— Не порывайте связей с этой семьей и поймете. Кстати, я оставляю за собой право попросить вас об одолжении. У Наркоминдела будет просьба к Глаголевым…
Наверно, смысл того, что сказал Грошев, должен был открыться не сразу. Тамбиев запасся терпением. Что-то чудилось Тамбиеву в семье Глаголевых благородно-значительное. Что-то сулила ему эта семья такое, что открывало новое в большом мире Москвы. Был ли это Маркел Романович, Александр Романович или Софа, каждый из них нес Тамбиеву что-то такое, что способно было и встревожить, и увлечь. В том кругу, который знал до сих пор Тамбиев, таких не было, хотя самостоятельная жизнь у него началась не сегодня и людей он видел. Тамбиев заметил, ему были интересны люди, на познание которых требовалось время. Надежда, что ты не перестанешь открывать в этих людях все новое, как бы долго ты ни знал их, и была той силой, которая влекла теперь Николая Марковича в дом Глаголевых. И еще: суть этих людей представлялась Тамбиеву доброй, а это, как он понимал, было не малым.

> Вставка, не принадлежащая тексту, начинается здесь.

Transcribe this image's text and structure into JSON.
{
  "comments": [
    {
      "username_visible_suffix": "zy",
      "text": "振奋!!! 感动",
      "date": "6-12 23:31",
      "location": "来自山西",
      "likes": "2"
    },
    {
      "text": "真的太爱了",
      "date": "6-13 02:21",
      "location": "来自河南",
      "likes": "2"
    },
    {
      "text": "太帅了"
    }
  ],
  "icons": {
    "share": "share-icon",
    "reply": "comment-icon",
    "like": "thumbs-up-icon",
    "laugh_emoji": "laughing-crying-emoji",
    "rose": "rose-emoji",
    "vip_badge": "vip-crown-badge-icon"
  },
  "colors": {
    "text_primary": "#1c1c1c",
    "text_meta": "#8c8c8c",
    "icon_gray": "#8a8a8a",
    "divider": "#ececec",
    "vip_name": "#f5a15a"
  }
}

Дом Глаголевых… Этот флигелек стоял у Никитских ворот в глубине двора, необширного, мощенного плоским камнем, с озерцами влажной земли, посреди которых в разных местах двора росли старые липы. Флигель был двухэтажным, сложенным из белого кирпича, с удлиненными окнами и дверьми, как, впрочем, и крышей, тоже удлиненной, островерхой, крытой черепицей. Чем-то флигелек напоминал голландские домики, что строили русские баре в конце прошлого века на отшибе от барских хором и селили там иностранных учителей, агрономов, ветеринарных врачей. Впрочем, и внутреннее устройство флигеля тоже было нерусским, и Тамбиев это обнаружил при первом посещении. В доме было два этажа, соединенных металлической винтовой лестницей (ступени, как запомнил Тамбиев, были как бы тиснеными, вафельными), при этом один этаж точно повторял второй: кабинет с деревянными панелями, гостиная с камином, просторная кухня с кафельными стенами такой лилейной белизны, точно то была не кухня, а перевязочная.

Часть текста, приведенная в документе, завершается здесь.